Ainda mais recentemente descobriram-se esquemas na câmara de vereadores da cidade. Por meio de funcionários fantasmas, alguns membros da câmara encontraram novas formas de se apropriar do bem público, fazendo empréstimos consignados, pasmem! Mais uma vez a falta de respeito com o que é público. Até quando Dourados?

A história se repete, como verdadeiro ciclo vicioso. Entretanto, todas essas denúncias reacendem uma esperança nos corações douradenses: que ocorra, enfim, uma transformação de ciclo vicioso para virtuoso!

Para isso, é preciso um pouco mais do que apenas cobrar uma resposta estatal aos políticos corruptos.
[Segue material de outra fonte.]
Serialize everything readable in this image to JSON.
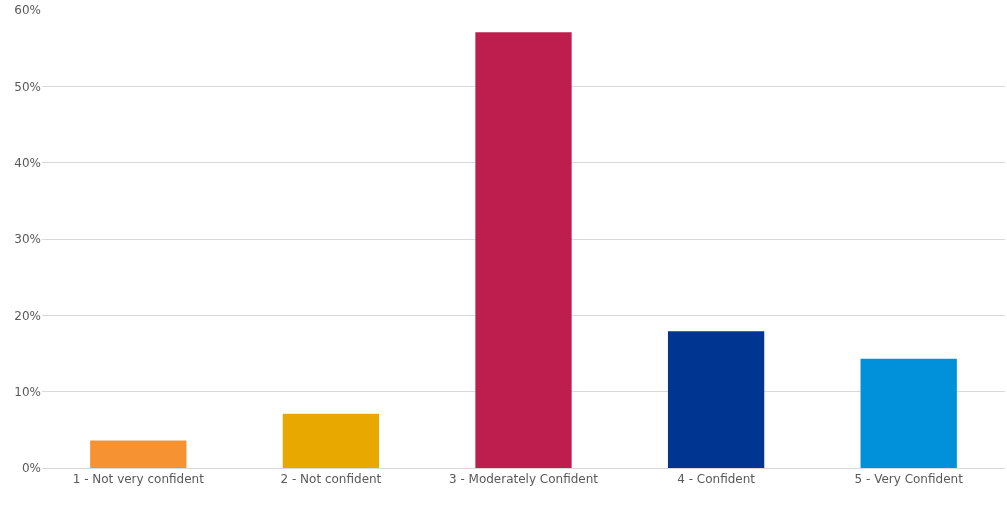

É preciso também uma conduta ativa do eleitor, não cabe mais em meio às tecnologias do século XXI a velha desculpa de que o brasileiro não tem memória.  Quem sabe, um gesto simples já emoldure os ventos de mudança.

Como vimos, corrupção significa conduta não admitida pela sociedade. Mas se, ainda assim, for difícil lembrar quem participou dos propalados esquemas (é só checar no Youtube), que tal nas eleições não só levar o número de seus candidatos anotados para não esquecê-los, mas também levar os nomes dos envolvidos nesses escândalos? Se a justiça, muitas vezes, é tardia (e será mesmo cega?)[6], o eleitor pode fazer a diferença.



* Texto produzido durante curso de capacitação da UFGD pelos técnicos administrativos Ana Maria da Silva, Genivaldo Pinheiro de Andrade, Letícia Cerutti Facco, Paulo Freire Sobrinho e Verônica de Lourdes Pieto de Oliveira.

[2] http://michaelis.uol.com.br/moderno/portugues/index.php?lingua=portugues-portugues&palavra=corrup%E7%E3o -  Acesso em 10 de junho de 2011.

[3] OLIVEIRA, Mozar Costa de — bacharel em filosofia (Universidad Comillas de Madrid), mestre e doutor em direito (USP), professor aposentado de direito (Universidade Católica de Santos, São Paulo) - http://mozarcostadeoliveira.blogspot.com/2010/05/orrupcao-dificuldades-do-seu-conceito.html

[4] Estudo da origem e evolução histórica das palavras.

[5] Entrevista veiculada, no dia 09/03/2008, às 09h23, domingo, no site http://www.nominuto.com./noticias/cidades/os-efeitos-da-corrupcao-nodesenvolvimento-do-pais-sao-desastrosos-diz-economista/12899, acesso em 28/04/2011, às 16h00.

[6] Diz-se que a justiça é cega porque não enxerga a quem está julgando (se rico ou pobre, se instruído ou não), exercendo sua jurisdição, de forma igualitária, sob qualquer cidadão.